If you can imagine for a moment what it might be like to have your sinuses turned into a raging river, your eyes into faucets and your chest into a whirlpool with no bottom, then you’re halfway to understanding what effect this film will have on you - fitting really, given it’s based on a short story with the title ‘Pretending the Bed is a Raft’.
5. Cinema Paradiso
For real, I can’t even hear the music from this movie without curling into a ball and rocking back and forth lowing like a wounded cow. Awkward, especially when dining in one of those restaurants that likes to put together its own atmospheric playlists.

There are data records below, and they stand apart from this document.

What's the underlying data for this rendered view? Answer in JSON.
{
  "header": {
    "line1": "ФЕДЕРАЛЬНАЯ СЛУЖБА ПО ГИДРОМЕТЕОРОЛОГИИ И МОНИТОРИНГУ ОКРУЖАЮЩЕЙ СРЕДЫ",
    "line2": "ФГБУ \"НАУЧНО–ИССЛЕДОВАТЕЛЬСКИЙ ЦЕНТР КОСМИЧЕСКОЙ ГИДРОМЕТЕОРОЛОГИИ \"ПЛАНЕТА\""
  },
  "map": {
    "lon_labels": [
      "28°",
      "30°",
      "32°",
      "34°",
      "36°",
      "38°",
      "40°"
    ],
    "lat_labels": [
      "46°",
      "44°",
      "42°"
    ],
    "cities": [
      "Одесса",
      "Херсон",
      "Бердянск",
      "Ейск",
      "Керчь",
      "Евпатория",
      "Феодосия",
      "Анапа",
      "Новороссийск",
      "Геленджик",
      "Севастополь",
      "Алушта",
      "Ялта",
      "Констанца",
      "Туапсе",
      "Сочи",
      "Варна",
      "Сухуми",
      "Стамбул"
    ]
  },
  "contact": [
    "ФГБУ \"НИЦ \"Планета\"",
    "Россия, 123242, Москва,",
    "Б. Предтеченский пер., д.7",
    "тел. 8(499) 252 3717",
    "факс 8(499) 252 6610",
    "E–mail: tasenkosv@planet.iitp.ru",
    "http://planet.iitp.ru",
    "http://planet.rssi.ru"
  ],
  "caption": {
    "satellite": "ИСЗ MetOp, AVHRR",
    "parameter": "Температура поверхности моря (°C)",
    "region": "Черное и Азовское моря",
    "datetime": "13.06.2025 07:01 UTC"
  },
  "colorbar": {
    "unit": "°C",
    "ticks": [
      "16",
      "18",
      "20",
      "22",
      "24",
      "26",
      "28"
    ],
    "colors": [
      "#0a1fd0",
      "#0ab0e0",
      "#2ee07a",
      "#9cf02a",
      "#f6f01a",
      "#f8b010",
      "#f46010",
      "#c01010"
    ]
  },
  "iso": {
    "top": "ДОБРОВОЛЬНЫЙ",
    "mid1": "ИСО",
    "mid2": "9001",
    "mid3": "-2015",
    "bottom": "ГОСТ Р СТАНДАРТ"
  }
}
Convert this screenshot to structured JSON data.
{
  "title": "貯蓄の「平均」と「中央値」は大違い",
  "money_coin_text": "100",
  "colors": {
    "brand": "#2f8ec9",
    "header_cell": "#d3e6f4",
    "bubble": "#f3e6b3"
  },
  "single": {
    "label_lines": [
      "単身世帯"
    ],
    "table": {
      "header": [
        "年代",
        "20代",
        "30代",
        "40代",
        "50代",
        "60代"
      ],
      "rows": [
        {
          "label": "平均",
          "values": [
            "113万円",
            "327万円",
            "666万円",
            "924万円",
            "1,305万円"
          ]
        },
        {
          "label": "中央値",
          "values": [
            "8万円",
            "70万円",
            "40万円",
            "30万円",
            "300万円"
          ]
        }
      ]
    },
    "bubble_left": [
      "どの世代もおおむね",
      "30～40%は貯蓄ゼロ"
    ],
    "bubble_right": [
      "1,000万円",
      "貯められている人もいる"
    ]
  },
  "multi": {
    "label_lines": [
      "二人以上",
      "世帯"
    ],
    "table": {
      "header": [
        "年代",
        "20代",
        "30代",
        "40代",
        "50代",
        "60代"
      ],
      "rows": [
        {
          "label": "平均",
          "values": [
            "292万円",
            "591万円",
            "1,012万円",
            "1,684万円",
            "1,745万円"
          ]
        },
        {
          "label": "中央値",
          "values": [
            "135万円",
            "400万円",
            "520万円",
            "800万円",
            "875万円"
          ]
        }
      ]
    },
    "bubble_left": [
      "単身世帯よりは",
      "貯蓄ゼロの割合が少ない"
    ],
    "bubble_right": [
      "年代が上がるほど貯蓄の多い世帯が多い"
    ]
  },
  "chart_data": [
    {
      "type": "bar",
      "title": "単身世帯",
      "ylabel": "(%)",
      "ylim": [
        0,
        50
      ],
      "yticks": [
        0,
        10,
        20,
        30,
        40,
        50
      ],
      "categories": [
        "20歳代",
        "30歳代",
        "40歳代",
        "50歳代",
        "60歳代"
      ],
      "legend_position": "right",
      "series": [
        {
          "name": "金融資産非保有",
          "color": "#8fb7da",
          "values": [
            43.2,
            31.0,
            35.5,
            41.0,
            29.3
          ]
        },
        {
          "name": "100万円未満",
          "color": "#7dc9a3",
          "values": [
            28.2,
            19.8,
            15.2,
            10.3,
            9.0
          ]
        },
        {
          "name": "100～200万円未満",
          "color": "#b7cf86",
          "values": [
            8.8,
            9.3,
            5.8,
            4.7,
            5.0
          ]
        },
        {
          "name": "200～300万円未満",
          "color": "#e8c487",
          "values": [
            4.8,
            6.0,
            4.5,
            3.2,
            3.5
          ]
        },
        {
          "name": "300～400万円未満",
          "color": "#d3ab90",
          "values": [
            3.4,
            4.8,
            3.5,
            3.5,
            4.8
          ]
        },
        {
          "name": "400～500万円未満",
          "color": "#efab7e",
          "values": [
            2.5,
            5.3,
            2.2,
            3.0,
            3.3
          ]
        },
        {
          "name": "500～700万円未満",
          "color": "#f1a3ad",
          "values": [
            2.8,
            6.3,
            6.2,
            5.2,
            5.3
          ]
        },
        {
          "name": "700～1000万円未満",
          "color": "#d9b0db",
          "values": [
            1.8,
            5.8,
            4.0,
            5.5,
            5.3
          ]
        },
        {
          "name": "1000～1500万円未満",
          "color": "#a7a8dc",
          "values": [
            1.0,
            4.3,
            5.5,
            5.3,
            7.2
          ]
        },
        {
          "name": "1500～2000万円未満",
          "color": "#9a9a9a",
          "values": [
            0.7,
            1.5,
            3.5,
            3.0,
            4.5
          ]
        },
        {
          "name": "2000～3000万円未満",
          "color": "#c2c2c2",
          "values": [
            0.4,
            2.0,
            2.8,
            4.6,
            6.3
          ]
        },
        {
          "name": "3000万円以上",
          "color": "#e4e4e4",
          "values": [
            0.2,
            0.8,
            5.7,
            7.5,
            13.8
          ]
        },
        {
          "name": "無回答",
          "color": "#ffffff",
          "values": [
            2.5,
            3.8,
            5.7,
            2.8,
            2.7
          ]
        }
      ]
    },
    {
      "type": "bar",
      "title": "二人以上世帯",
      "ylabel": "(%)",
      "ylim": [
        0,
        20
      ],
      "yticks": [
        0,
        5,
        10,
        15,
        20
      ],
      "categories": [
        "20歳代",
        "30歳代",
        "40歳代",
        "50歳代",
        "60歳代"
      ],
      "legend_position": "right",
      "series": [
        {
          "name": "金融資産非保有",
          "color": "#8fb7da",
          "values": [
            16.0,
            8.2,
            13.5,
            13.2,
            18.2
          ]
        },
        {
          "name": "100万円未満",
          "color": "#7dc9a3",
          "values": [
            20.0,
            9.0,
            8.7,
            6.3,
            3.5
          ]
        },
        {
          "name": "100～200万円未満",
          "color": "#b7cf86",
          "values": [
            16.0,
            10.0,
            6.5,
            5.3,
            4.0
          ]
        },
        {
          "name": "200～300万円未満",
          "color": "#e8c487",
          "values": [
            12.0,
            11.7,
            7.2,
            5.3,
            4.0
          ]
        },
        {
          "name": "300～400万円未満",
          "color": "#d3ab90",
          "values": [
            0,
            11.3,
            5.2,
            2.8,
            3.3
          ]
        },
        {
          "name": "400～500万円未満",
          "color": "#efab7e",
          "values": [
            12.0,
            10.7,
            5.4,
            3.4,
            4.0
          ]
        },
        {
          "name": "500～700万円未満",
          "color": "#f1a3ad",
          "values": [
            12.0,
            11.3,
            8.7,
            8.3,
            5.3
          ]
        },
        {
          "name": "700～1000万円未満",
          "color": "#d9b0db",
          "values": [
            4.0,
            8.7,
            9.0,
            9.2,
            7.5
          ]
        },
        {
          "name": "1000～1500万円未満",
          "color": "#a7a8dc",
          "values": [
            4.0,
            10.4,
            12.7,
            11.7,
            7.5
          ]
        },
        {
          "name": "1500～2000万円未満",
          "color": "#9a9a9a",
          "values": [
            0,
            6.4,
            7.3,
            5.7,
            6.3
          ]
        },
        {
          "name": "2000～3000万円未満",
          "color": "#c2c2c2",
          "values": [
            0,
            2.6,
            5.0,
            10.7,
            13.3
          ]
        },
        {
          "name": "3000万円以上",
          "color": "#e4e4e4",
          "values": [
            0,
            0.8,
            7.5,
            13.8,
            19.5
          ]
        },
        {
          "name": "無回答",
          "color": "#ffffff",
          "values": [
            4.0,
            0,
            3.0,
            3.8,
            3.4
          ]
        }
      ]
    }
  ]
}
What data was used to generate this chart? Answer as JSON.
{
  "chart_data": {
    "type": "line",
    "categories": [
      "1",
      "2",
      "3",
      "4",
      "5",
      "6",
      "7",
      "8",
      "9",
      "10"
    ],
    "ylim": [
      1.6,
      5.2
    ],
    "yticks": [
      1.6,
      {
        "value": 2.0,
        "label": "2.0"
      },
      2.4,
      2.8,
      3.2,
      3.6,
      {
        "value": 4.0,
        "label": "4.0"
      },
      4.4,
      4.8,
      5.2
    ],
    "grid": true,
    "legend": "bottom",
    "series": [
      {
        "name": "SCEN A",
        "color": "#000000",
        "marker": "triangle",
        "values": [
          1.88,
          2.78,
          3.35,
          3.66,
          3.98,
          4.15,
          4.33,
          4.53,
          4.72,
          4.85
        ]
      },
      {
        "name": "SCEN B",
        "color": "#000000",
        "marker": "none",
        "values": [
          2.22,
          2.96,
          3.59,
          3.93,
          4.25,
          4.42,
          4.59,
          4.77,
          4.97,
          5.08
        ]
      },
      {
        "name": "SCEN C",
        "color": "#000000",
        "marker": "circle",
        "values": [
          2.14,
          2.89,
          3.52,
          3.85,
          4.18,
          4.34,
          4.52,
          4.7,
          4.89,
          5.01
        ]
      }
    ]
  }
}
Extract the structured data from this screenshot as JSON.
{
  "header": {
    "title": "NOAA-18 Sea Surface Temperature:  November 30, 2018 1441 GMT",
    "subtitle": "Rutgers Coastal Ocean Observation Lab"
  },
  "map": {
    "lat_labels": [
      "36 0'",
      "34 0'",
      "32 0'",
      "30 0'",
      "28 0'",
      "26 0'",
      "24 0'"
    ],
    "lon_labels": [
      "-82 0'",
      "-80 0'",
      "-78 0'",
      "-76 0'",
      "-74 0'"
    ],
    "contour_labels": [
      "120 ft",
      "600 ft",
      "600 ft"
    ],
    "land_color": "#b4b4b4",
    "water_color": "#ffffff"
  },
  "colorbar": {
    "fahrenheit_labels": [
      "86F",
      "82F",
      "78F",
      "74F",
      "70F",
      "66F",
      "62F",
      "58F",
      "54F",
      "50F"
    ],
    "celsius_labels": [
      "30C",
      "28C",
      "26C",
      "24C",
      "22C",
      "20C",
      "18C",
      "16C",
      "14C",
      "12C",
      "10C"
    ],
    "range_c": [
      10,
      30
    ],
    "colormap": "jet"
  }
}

But Giuseppe Tornatore’s cinematic feat has all the ingredients for a classic weepy. It celebrates the redemptive power of film. It’s a coming of age story. It features both a small child in need AND an old person with wisdom to impart. It explores a love story challenged by both time, distance and the inevitable choices we make as adults. And it features this scene, which is just so goddamn cute that if you don’t feel ALL THE THINGS while watching it then you are officially dead inside and we have nothing more to say to each other.
Mind you, all of this will be pretty much null and void come September 7 and all the joy and happiness is sucked out of the world into the black hole that is the Coalition’s moral centre.
Why, just the thought of it makes me want to weep.